By working together, we can find solutions on vital areas including climate, packaging and plastics, biodiversity and agriculture, and water stewardship. If more companies become B Corps, we will also have a positive impact on supply chains, encouraging them to become more sustainable. We can also accelerate action on food waste – encouraging more businesses to get behind initiatives such as Wrap’s ‘Target, Measure, Act’ strategy, as Danone and others have done.

Being a B Corp has major competitive – as well as community – benefits. People want to work for, buy from, and invest in businesses they believe in. Research from 2018 showed that companies with B Corp certification grew 28 times faster than the UK average. In addition, the label has a positive impact on people’s intent to purchase for three-quarters of those who know what B Corp means.

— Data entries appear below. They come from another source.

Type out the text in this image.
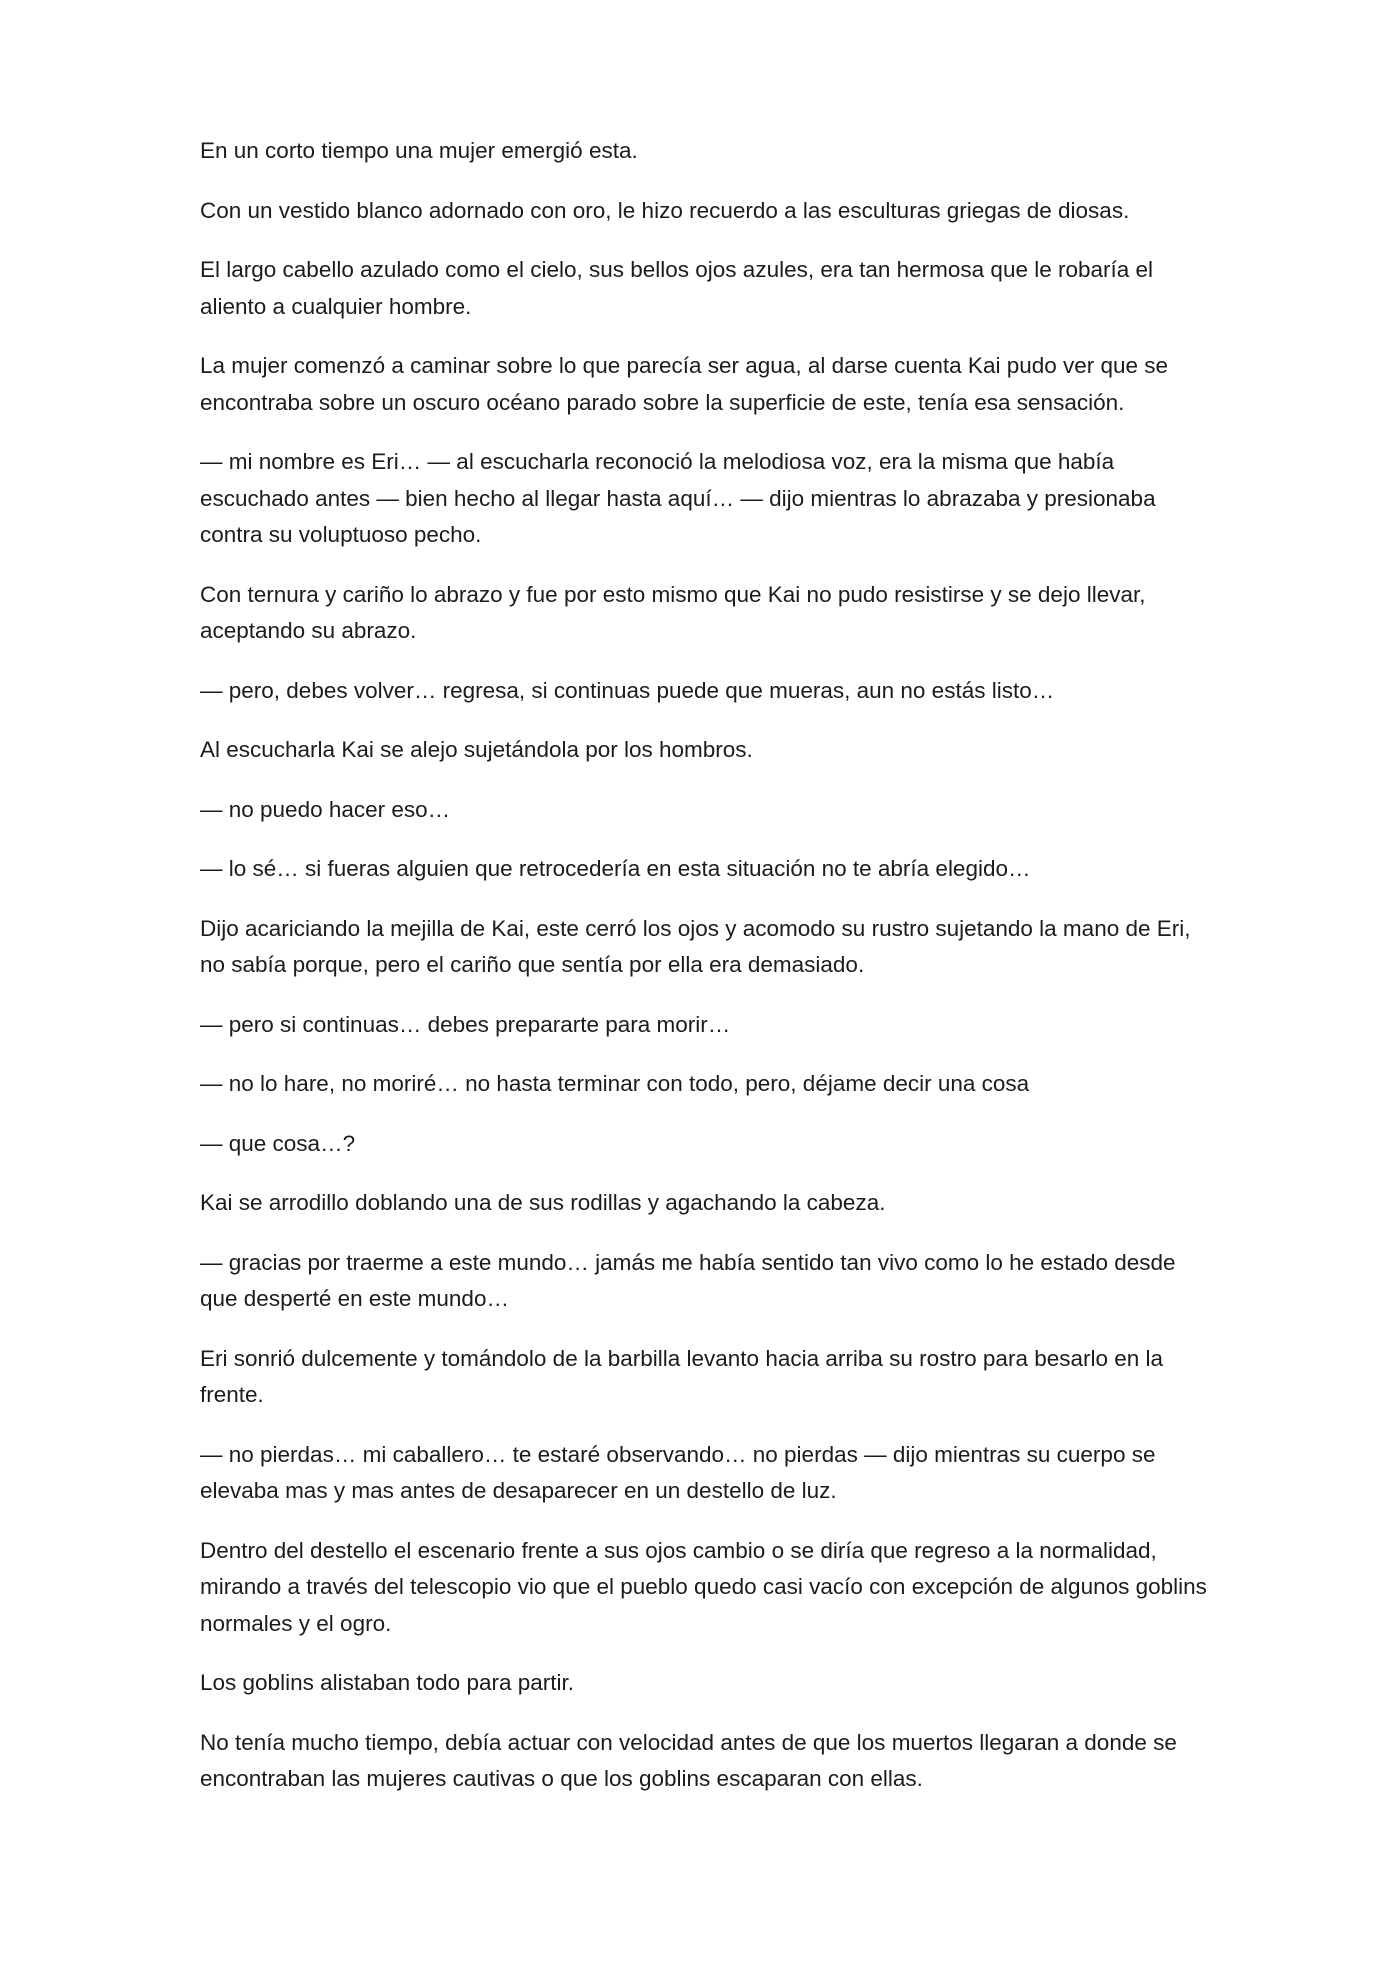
En un corto tiempo una mujer emergió esta.

Con un vestido blanco adornado con oro, le hizo recuerdo a las esculturas griegas de diosas.

El largo cabello azulado como el cielo, sus bellos ojos azules, era tan hermosa que le robaría el aliento a cualquier hombre.

La mujer comenzó a caminar sobre lo que parecía ser agua, al darse cuenta Kai pudo ver que se encontraba sobre un oscuro océano parado sobre la superficie de este, tenía esa sensación.

— mi nombre es Eri… — al escucharla reconoció la melodiosa voz, era la misma que había escuchado antes — bien hecho al llegar hasta aquí… — dijo mientras lo abrazaba y presionaba contra su voluptuoso pecho.

Con ternura y cariño lo abrazo y fue por esto mismo que Kai no pudo resistirse y se dejo llevar, aceptando su abrazo.

— pero, debes volver… regresa, si continuas puede que mueras, aun no estás listo…

Al escucharla Kai se alejo sujetándola por los hombros.

— no puedo hacer eso…

— lo sé… si fueras alguien que retrocedería en esta situación no te abría elegido…

Dijo acariciando la mejilla de Kai, este cerró los ojos y acomodo su rustro sujetando la mano de Eri, no sabía porque, pero el cariño que sentía por ella era demasiado.

— pero si continuas… debes prepararte para morir…

— no lo hare, no moriré… no hasta terminar con todo, pero, déjame decir una cosa

— que cosa…?

Kai se arrodillo doblando una de sus rodillas y agachando la cabeza.

— gracias por traerme a este mundo… jamás me había sentido tan vivo como lo he estado desde que desperté en este mundo…

Eri sonrió dulcemente y tomándolo de la barbilla levanto hacia arriba su rostro para besarlo en la frente.

— no pierdas… mi caballero… te estaré observando… no pierdas — dijo mientras su cuerpo se elevaba mas y mas antes de desaparecer en un destello de luz.

Dentro del destello el escenario frente a sus ojos cambio o se diría que regreso a la normalidad, mirando a través del telescopio vio que el pueblo quedo casi vacío con excepción de algunos goblins normales y el ogro.

Los goblins alistaban todo para partir.

No tenía mucho tiempo, debía actuar con velocidad antes de que los muertos llegaran a donde se encontraban las mujeres cautivas o que los goblins escaparan con ellas.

Danone was the first UK dairy company to gain B Corp certification three years ago. Around the world, 30% of Danone’s total operations are accredited, and we are working hard to transform all subsidiaries into B Corp by 2025. With a global staff of 100,000, it’s a complex but hugely important task.

As well as being a powerful way to build credibility and trust, B Corp gives companies a detailed and objective look at where they are doing well and where to improve. It means striving to be ahead of the curve.

If we truly want to build back better, and really respond to the needs of the communities we work in, we need concrete action. Pledging to become a B Corp is a vital step in the right direction.